September 13, 2013

Lessons I Learned from a Social Network's Incompetetence

There is this social network - and I use the term very loosely - which is quite famous in certain circles. It is not Facebook, or MySpace, or anything so conventional - it appeals to a niche market.

The site owner is notorious for committing atrocities against his own members, all for personal gain. And, while it is not my intention to here document all of the site's crimes against humanity, I do want to point out the lessons that can be learned from them.

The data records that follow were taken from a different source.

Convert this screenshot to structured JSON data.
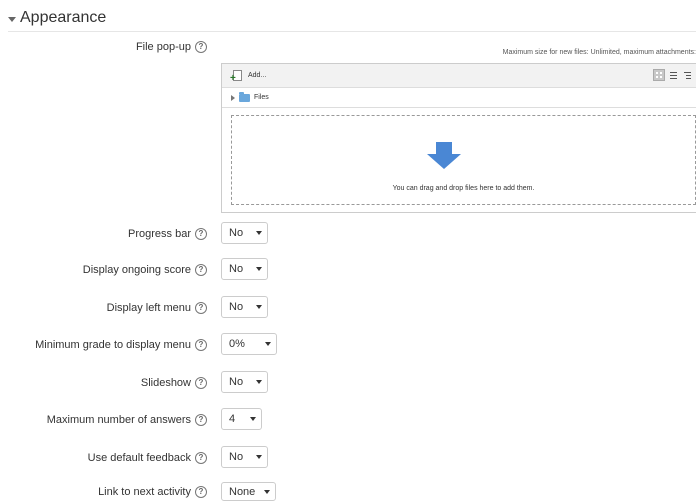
{
  "section": {
    "title": "Appearance"
  },
  "file_popup": {
    "label": "File pop-up",
    "max_note": "Maximum size for new files: Unlimited, maximum attachments:",
    "add_label": "Add...",
    "path_label": "Files",
    "drop_text": "You can drag and drop files here to add them."
  },
  "fields": [
    {
      "label": "Progress bar",
      "value": "No"
    },
    {
      "label": "Display ongoing score",
      "value": "No"
    },
    {
      "label": "Display left menu",
      "value": "No"
    },
    {
      "label": "Minimum grade to display menu",
      "value": "0%"
    },
    {
      "label": "Slideshow",
      "value": "No"
    },
    {
      "label": "Maximum number of answers",
      "value": "4"
    },
    {
      "label": "Use default feedback",
      "value": "No"
    },
    {
      "label": "Link to next activity",
      "value": "None"
    }
  ],
  "colors": {
    "drop_arrow": "#4a87d4",
    "folder": "#6aa7dc"
  }
}
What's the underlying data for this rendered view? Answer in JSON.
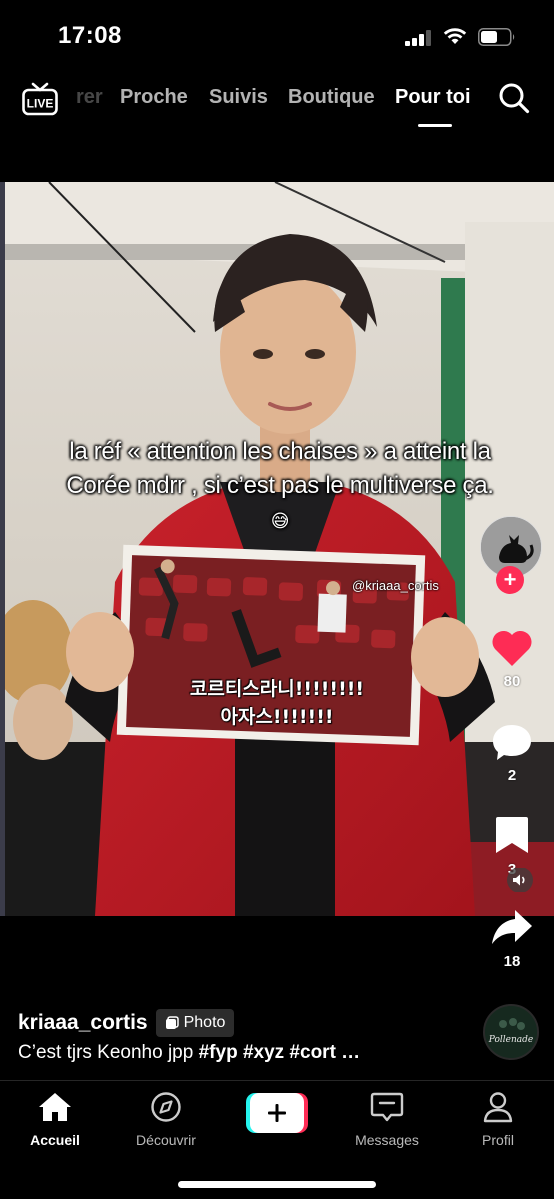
{
  "status_bar": {
    "time": "17:08"
  },
  "top_nav": {
    "live_label": "LIVE",
    "tabs": [
      {
        "label": "rer"
      },
      {
        "label": "Proche"
      },
      {
        "label": "Suivis"
      },
      {
        "label": "Boutique"
      },
      {
        "label": "Pour toi"
      }
    ],
    "active_tab": "Pour toi"
  },
  "post": {
    "overlay_caption": "la réf « attention les chaises » a atteint la Corée mdrr , si c’est pas le multiverse ça.",
    "overlay_emoji": "😅",
    "watermark": "@kriaaa_cortis",
    "sign_text_line1": "코르티스라니!!!!!!!!",
    "sign_text_line2": "아자스!!!!!!!",
    "likes": "80",
    "comments": "2",
    "saves": "3",
    "shares": "18",
    "author": "kriaaa_cortis",
    "badge": "Photo",
    "description": "C’est tjrs Keonho jpp",
    "hashtags": "#fyp #xyz #cort …",
    "music_cover_text": "Pollenade"
  },
  "bottom_nav": {
    "items": [
      {
        "label": "Accueil"
      },
      {
        "label": "Découvrir"
      },
      {
        "label": "Messages"
      },
      {
        "label": "Profil"
      }
    ]
  },
  "colors": {
    "accent": "#fe2c55",
    "cyan": "#25f4ee",
    "background": "#000000"
  }
}
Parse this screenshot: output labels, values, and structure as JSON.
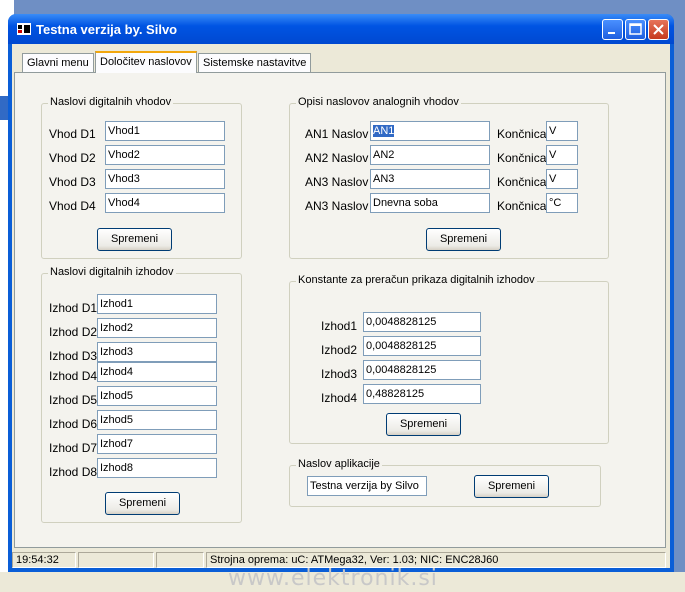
{
  "window": {
    "title": "Testna verzija by. Silvo"
  },
  "tabs": [
    {
      "label": "Glavni menu"
    },
    {
      "label": "Določitev naslovov"
    },
    {
      "label": "Sistemske nastavitve"
    }
  ],
  "digital_inputs": {
    "title": "Naslovi digitalnih vhodov",
    "rows": [
      {
        "label": "Vhod D1",
        "value": "Vhod1"
      },
      {
        "label": "Vhod D2",
        "value": "Vhod2"
      },
      {
        "label": "Vhod D3",
        "value": "Vhod3"
      },
      {
        "label": "Vhod D4",
        "value": "Vhod4"
      }
    ],
    "button": "Spremeni"
  },
  "digital_outputs": {
    "title": "Naslovi digitalnih izhodov",
    "rows": [
      {
        "label": "Izhod D1",
        "value": "Izhod1"
      },
      {
        "label": "Izhod D2",
        "value": "Izhod2"
      },
      {
        "label": "Izhod D3",
        "value": "Izhod3"
      },
      {
        "label": "Izhod D4",
        "value": "Izhod4"
      },
      {
        "label": "Izhod D5",
        "value": "Izhod5"
      },
      {
        "label": "Izhod D6",
        "value": "Izhod5"
      },
      {
        "label": "Izhod D7",
        "value": "Izhod7"
      },
      {
        "label": "Izhod D8",
        "value": "Izhod8"
      }
    ],
    "button": "Spremeni"
  },
  "analog_inputs": {
    "title": "Opisi naslovov analognih vhodov",
    "rows": [
      {
        "label": "AN1 Naslov",
        "value": "AN1",
        "unit_label": "Končnica",
        "unit": "V"
      },
      {
        "label": "AN2 Naslov",
        "value": "AN2",
        "unit_label": "Končnica",
        "unit": "V"
      },
      {
        "label": "AN3 Naslov",
        "value": "AN3",
        "unit_label": "Končnica",
        "unit": "V"
      },
      {
        "label": "AN3 Naslov",
        "value": "Dnevna soba",
        "unit_label": "Končnica",
        "unit": "°C"
      }
    ],
    "button": "Spremeni"
  },
  "constants": {
    "title": "Konstante za preračun prikaza digitalnih izhodov",
    "rows": [
      {
        "label": "Izhod1",
        "value": "0,0048828125"
      },
      {
        "label": "Izhod2",
        "value": "0,0048828125"
      },
      {
        "label": "Izhod3",
        "value": "0,0048828125"
      },
      {
        "label": "Izhod4",
        "value": "0,48828125"
      }
    ],
    "button": "Spremeni"
  },
  "app_title": {
    "title": "Naslov aplikacije",
    "value": "Testna verzija by Silvo",
    "button": "Spremeni"
  },
  "statusbar": {
    "time": "19:54:32",
    "info": "Strojna oprema: uC: ATMega32, Ver: 1.03; NIC: ENC28J60"
  },
  "watermark": "www.elektronik.si"
}
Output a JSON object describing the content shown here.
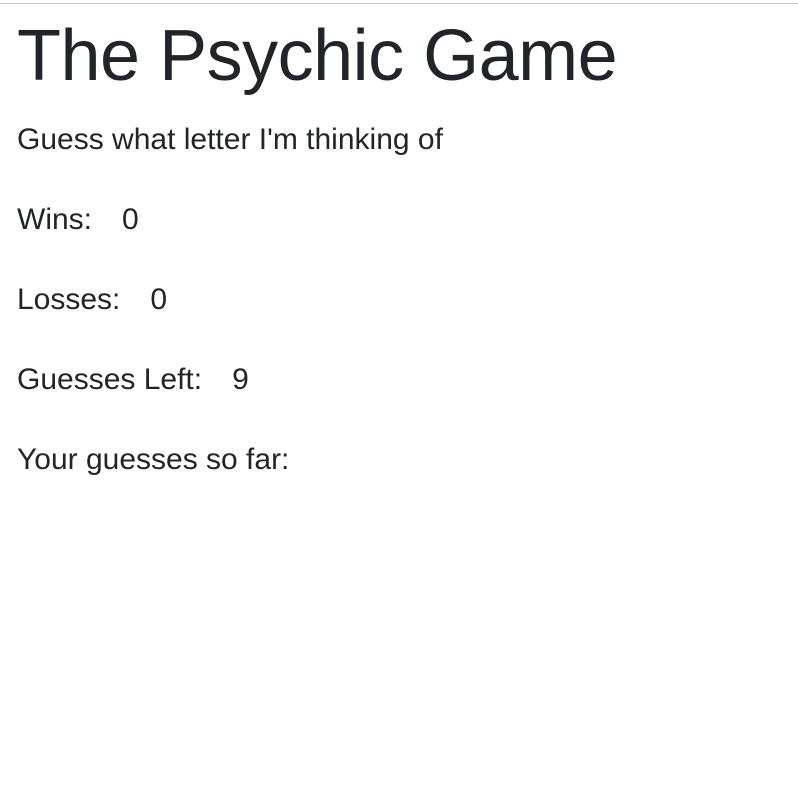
{
  "page": {
    "title": "The Psychic Game",
    "subtitle": "Guess what letter I'm thinking of"
  },
  "stats": {
    "wins_label": "Wins:",
    "wins_value": "0",
    "losses_label": "Losses:",
    "losses_value": "0",
    "guesses_left_label": "Guesses Left:",
    "guesses_left_value": "9",
    "guesses_so_far_label": "Your guesses so far:",
    "guesses_so_far_value": ""
  },
  "colors": {
    "text": "#212529",
    "background": "#ffffff",
    "top_rule": "#d0d0d0"
  }
}
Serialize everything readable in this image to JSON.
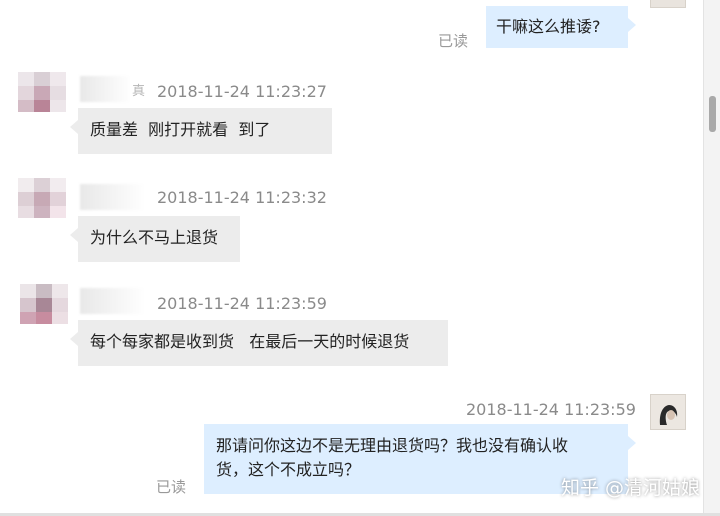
{
  "messages": [
    {
      "direction": "out",
      "text": "干嘛这么推诿?",
      "status": "已读"
    },
    {
      "direction": "in",
      "timestamp": "2018-11-24 11:23:27",
      "name_fragment": "真",
      "text": "质量差  刚打开就看  到了"
    },
    {
      "direction": "in",
      "timestamp": "2018-11-24 11:23:32",
      "text": "为什么不马上退货"
    },
    {
      "direction": "in",
      "timestamp": "2018-11-24 11:23:59",
      "text": "每个每家都是收到货   在最后一天的时候退货"
    },
    {
      "direction": "out",
      "timestamp": "2018-11-24 11:23:59",
      "text_line1": "那请问你这边不是无理由退货吗？我也没有确认收",
      "text_line2": "货，这个不成立吗？",
      "status": "已读"
    }
  ],
  "watermark": "知乎 @清河姑娘",
  "colors": {
    "incoming_bubble": "#ececec",
    "outgoing_bubble": "#ddeeff",
    "timestamp": "#8a8a8a"
  }
}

So here they are, available for anyone thinking about running a membership-based site or organization, the Lessons I Learned from a Social Network's Incompetence:
  1. Do not belittle or ignore your members. This causes frustration and abandonment.
  2. Do not penalize your members for talking about you or your competition. If you can't handle people talking about what you're doing wrong, then you don't deserve to hear them talking about what you're doing right. If your members are talking about your competition, perhaps it is because they see something better than what you have to offer - this is an opportunity to improve!
  3. Make basic tools free and easy to use. Making your members to pay for basic tools (like chat, etc.) will do only one thing: drive them to the competition, who is offering them for free.
  4. Make information easy to find and use. Requiring members or users to navigate labyrinthine menus or use complicated procedures just to find information will lead to a lot of emails for you and frustration for them.
  5. Let your members - not you - decide if they belong. The whole point of a club or social site or gathering is so that people who share interests can share those interests together. When you start singling out individuals and telling them that they aren't "XYZ-enough" you are going against organic flow and variable individuality amongst people - in essence, you are forcing your group in an unnatural direction. This can create a lot of bad PR and ill-will. Be careful, or you just may force it down the drain!
  6. Place advertising appropriately. I cannot emphasize this enough. Don't just throw ads any place you like - put some thought into it, make it fit with the decor or layout. And don't force people to see them, to the point that the advertising is blocking or handicapping everything else.
  7. Customer service should not be abandoned. This goes hand-in-hand with our first item on this list. Offering support and service, and then not backing that offer up, will do more damage to your credibility than just about anything. Remember: they are members, not assets.